CGRG Bibliography of Canadian Geomorphology
Search Results
Author : Dionne, J-C.
Date : 2007.
Title : La batture de L’Anse au Sable a Rimouski: un estran typique de la rive sud de estuaire maritime du Saint-Laurent, Quebec [The intertidal zone at Anse au Sable near Rimouski: a typical strand of the south shore of the Lower St Lawrence estuary, Quebec].

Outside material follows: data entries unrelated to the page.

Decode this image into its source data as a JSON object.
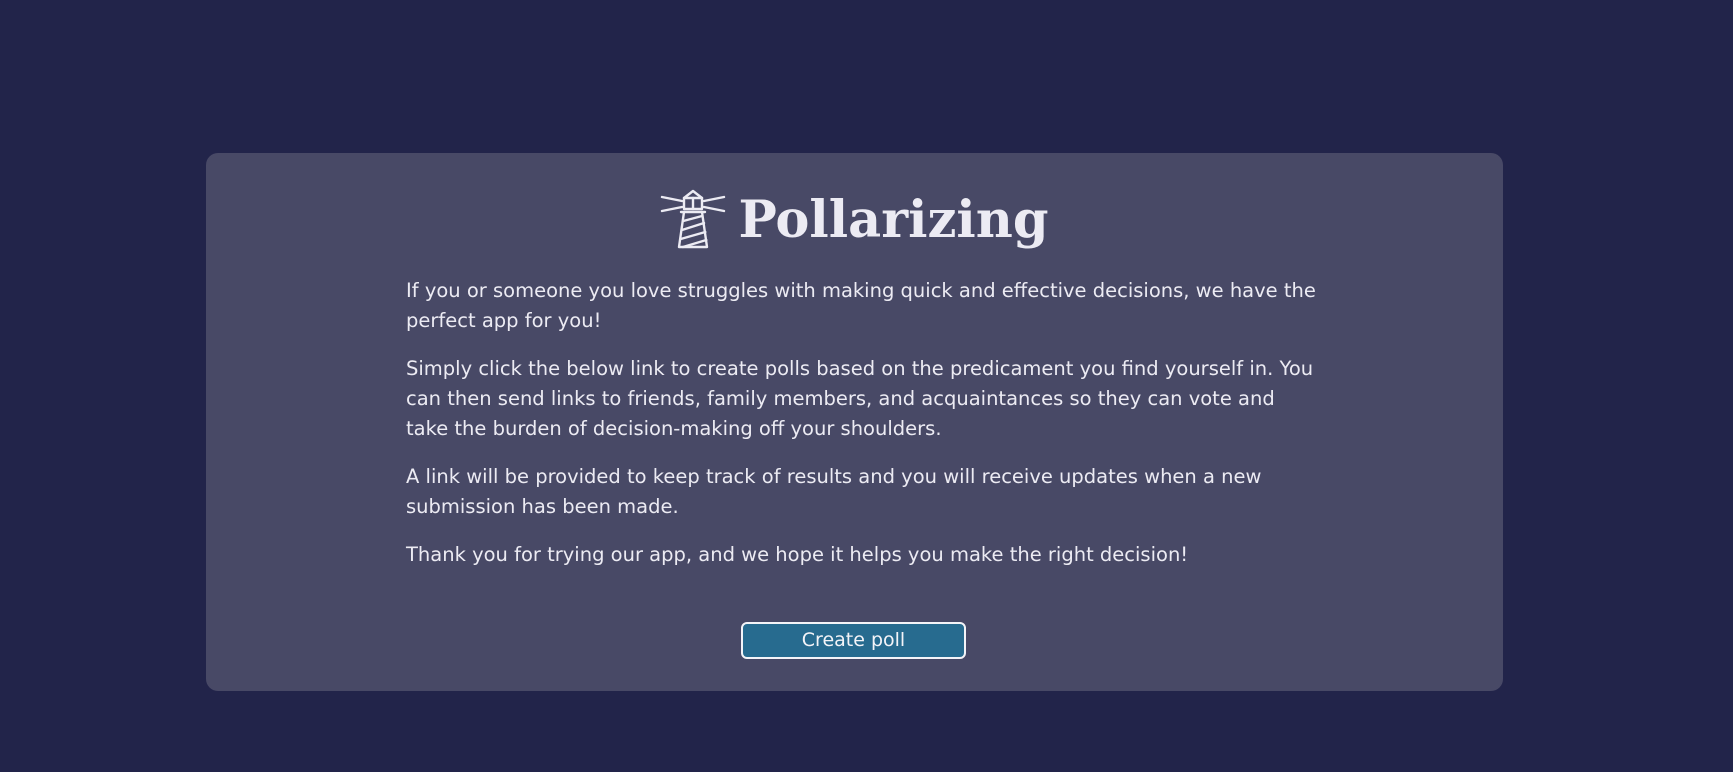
{
  "app": {
    "title": "Pollarizing",
    "logo_icon": "lighthouse-icon"
  },
  "intro": {
    "paragraphs": [
      "If you or someone you love struggles with making quick and effective decisions, we have the perfect app for you!",
      "Simply click the below link to create polls based on the predicament you find yourself in. You can then send links to friends, family members, and acquaintances so they can vote and take the burden of decision-making off your shoulders.",
      "A link will be provided to keep track of results and you will receive updates when a new submission has been made.",
      "Thank you for trying our app, and we hope it helps you make the right decision!"
    ]
  },
  "actions": {
    "create_poll_label": "Create poll"
  },
  "colors": {
    "page_background": "#22244a",
    "card_background": "#484966",
    "button_background": "#276b8f",
    "text": "#ecebf3"
  }
}
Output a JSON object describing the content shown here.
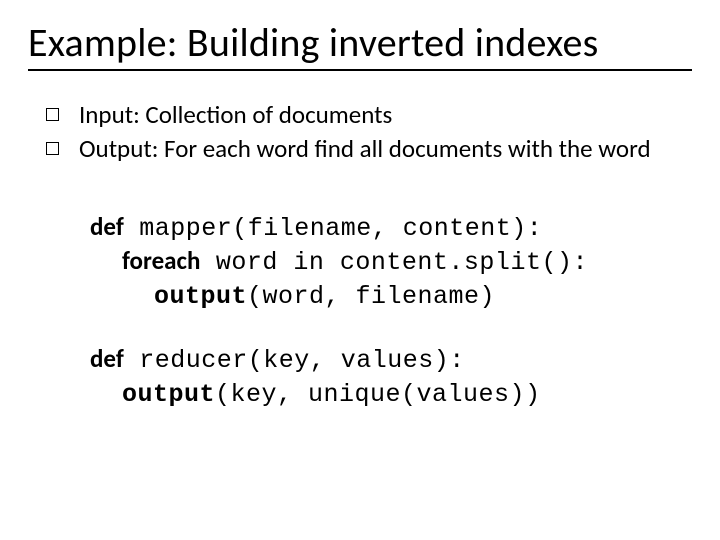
{
  "title": "Example: Building inverted indexes",
  "bullets": [
    "Input: Collection of documents",
    "Output: For each word find all documents with the word"
  ],
  "code": {
    "mapper": {
      "def_kw": "def",
      "sig": " mapper(filename, content):",
      "foreach_kw": "foreach",
      "foreach_rest": "  word  in content.split():",
      "output_kw": "output",
      "output_rest": "(word, filename)"
    },
    "reducer": {
      "def_kw": "def",
      "sig": " reducer(key, values):",
      "output_kw": "output",
      "output_rest": "(key, unique(values))"
    }
  }
}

Publication : Géographie physique et Quaternaire
Issue : 61(2-3):
Page(s) : 195-210.
Abstract
Among the various cold region shorelines, those brie Lower St. Lawrence estuary have particular characteristics that need to be better known. The shore at Anse au Sable (Sandy Cove), near Rimouski, is of special interest. Located at the foot of an Appalachian rock ridge oriented SW-NE, the shoreline includes a narrow sandy gravel beach at the high tide level, a relatively wide rock platform in the upper half of the strand, and, in the lower half, a clayey substrate which is covered by boulders, 65 % being Precambrian erratics from the Laurentidian Shield located 30 km north of the St. Lawrence valley. Precambrian and Appalachian far-travelled erratics were first moved toward the estuary by Wisconsinian glaciers. Most erratics were then transported and dropped on the sea floor of the Goldthwait Sea by icebergs during deglaciation between 13 and 10 ka. An unknown percentage of Precambrian erratics, first displaced by the Laurentide Ice Sheet and dropped in the Appalachian region, were removed and displaced northward and northeastward at the Late Glacial maximum. The sedimentary errratics at Anse au Sable have two origins. Most are from local bedrock outcrops near the present shoreline, whereas a low percentage are from the Ordovician and Silurian formations of the Appalachians south of the coastal area submerged by the postglacial sea. Erosion by waves and currents during the Holocene of shore and marine clay deposits containing ice rafted coarse debris resulted in a boulder lag from which boulders were removed by shore ice and concentrated on the lower clayey tidal flat.